Conformational Analysis of Endotoxins from Salmonella Minnesota with Varying Sugar Chain Lengths by FT-IR Spectroscopy

Abstract

Lipopolysaccharides (LPS, endotoxins) are the major amphiphilic components of the outer leaflet of the outer membrane of Gram-negative bacteria. They are composed of an oligo/polysaccharide moiety with — depending on the bacterial mutant — varying length and a covalently-linked hydrophobic portion termed lipid A, the ‘endotoxic principle’ of LPS. It consists of a l,4′-bisphosphorylated s-1,6-linked D-glucosamine saccharide carrying in ester- and amide-linkage up to seven hydroxylated and non-hydroxylated fatty acid residues. LPS exert a variety of biological effects in mammals.
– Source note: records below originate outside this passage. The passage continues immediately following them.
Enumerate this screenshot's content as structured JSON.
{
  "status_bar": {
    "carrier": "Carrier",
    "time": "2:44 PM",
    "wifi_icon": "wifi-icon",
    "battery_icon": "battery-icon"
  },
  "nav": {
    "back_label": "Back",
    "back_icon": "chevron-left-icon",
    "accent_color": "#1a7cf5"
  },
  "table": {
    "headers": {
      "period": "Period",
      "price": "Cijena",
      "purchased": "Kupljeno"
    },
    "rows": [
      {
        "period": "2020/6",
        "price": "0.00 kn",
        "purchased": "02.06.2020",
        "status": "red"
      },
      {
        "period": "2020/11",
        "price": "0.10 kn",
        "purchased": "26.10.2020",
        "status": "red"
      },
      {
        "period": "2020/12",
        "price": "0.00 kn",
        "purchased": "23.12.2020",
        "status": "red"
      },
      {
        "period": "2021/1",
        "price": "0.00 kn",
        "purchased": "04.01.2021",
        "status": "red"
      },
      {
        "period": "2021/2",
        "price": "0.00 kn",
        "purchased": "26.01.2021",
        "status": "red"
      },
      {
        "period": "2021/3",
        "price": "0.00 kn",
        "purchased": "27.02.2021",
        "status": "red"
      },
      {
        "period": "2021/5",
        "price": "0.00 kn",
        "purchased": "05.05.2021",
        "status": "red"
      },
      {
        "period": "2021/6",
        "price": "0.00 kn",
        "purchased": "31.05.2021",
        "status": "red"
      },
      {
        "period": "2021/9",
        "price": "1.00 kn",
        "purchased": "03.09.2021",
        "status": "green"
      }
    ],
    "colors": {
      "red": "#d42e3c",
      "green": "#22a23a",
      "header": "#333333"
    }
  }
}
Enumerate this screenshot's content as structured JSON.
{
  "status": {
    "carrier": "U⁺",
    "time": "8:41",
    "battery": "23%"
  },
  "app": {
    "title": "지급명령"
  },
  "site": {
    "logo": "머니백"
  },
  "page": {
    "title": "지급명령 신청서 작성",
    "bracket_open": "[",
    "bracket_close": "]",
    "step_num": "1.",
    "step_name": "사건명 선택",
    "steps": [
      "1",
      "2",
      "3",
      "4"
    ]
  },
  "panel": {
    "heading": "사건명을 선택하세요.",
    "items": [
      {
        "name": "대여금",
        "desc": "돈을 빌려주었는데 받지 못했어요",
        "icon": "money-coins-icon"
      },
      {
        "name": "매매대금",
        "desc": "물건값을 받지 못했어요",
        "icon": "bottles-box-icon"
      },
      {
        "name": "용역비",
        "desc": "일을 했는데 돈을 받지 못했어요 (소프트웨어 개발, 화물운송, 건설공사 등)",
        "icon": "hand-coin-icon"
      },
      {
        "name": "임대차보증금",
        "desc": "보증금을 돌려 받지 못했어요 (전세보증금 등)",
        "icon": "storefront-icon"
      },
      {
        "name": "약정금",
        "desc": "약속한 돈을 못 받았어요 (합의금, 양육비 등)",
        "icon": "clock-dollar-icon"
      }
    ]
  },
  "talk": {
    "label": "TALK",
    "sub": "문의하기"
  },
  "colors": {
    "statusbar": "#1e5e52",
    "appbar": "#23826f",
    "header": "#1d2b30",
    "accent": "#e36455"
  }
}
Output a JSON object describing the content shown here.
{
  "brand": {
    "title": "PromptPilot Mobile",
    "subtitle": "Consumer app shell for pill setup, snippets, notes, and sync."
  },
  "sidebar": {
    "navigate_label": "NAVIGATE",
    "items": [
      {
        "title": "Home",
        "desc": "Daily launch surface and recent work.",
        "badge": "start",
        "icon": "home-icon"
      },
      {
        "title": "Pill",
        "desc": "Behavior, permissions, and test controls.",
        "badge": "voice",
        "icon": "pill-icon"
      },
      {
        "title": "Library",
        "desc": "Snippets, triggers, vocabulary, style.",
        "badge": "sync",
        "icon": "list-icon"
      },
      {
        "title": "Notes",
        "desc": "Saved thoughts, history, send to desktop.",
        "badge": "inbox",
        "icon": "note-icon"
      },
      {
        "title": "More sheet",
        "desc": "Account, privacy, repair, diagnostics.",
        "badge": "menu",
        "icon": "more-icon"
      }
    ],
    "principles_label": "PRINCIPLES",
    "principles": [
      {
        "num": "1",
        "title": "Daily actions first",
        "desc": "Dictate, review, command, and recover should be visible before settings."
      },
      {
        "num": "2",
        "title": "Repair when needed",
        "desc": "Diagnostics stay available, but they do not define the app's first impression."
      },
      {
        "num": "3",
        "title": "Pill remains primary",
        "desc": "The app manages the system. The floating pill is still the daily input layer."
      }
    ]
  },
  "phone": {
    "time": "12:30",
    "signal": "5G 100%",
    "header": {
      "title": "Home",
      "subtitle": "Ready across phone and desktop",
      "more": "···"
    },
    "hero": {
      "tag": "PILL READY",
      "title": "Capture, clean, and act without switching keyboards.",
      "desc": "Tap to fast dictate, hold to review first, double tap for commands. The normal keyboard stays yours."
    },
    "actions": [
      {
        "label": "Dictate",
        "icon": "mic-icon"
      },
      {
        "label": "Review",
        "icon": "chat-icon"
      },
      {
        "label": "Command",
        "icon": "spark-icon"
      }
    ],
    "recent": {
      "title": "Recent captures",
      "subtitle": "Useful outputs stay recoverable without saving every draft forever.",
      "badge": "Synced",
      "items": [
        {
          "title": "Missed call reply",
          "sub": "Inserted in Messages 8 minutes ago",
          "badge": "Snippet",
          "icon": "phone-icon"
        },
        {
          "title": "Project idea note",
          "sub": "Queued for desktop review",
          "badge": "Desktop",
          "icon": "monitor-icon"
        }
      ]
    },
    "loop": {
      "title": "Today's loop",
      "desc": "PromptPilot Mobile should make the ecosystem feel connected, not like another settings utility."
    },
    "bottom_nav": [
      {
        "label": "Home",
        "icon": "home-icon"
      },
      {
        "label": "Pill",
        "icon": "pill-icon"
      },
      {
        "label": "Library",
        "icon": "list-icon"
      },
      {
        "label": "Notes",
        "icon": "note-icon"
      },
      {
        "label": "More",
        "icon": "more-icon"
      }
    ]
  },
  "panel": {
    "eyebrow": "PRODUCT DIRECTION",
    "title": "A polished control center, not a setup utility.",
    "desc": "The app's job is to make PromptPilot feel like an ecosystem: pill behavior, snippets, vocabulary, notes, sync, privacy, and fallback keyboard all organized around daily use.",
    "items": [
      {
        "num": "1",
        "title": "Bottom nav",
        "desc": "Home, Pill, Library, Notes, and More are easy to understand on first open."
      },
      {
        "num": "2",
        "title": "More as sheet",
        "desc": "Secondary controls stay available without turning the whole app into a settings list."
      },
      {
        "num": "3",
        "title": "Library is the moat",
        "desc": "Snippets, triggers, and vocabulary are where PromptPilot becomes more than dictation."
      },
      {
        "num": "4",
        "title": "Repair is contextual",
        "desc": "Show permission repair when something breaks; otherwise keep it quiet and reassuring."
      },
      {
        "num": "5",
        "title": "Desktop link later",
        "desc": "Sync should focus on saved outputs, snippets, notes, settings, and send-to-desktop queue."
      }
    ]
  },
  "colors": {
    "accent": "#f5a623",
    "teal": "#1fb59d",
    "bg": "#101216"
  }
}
The initial event in the activation cascade of monocytes/macrophages is LPS-binding to the cell surface at specific protein ‘receptors’. The interaction with these proteins should be influenced by physicochemical properties of LPS in aqueous solutions. These properties, again, depend on ambient parameters like temperature, water content, and concentration of cations. As temperature is a constant in a given biological system, we have studied the influence of water content and cation concentration, in particular [Mg2+], on the conformations of various endotoxin preparations (free lipid A, rough mutant and wild-type LPS of Salmonella minnesota) applying Fourier-transform infrared (FT-IR) spectroscopy. The analysis was performed at 40 °C (i) in the water concentration range 20 to 95% w/w (without Mg2+) and (ii) at a water content of 80% and varying [Mg2+] ([LPS]:[Mg2+]=10:1 to 1:10 M).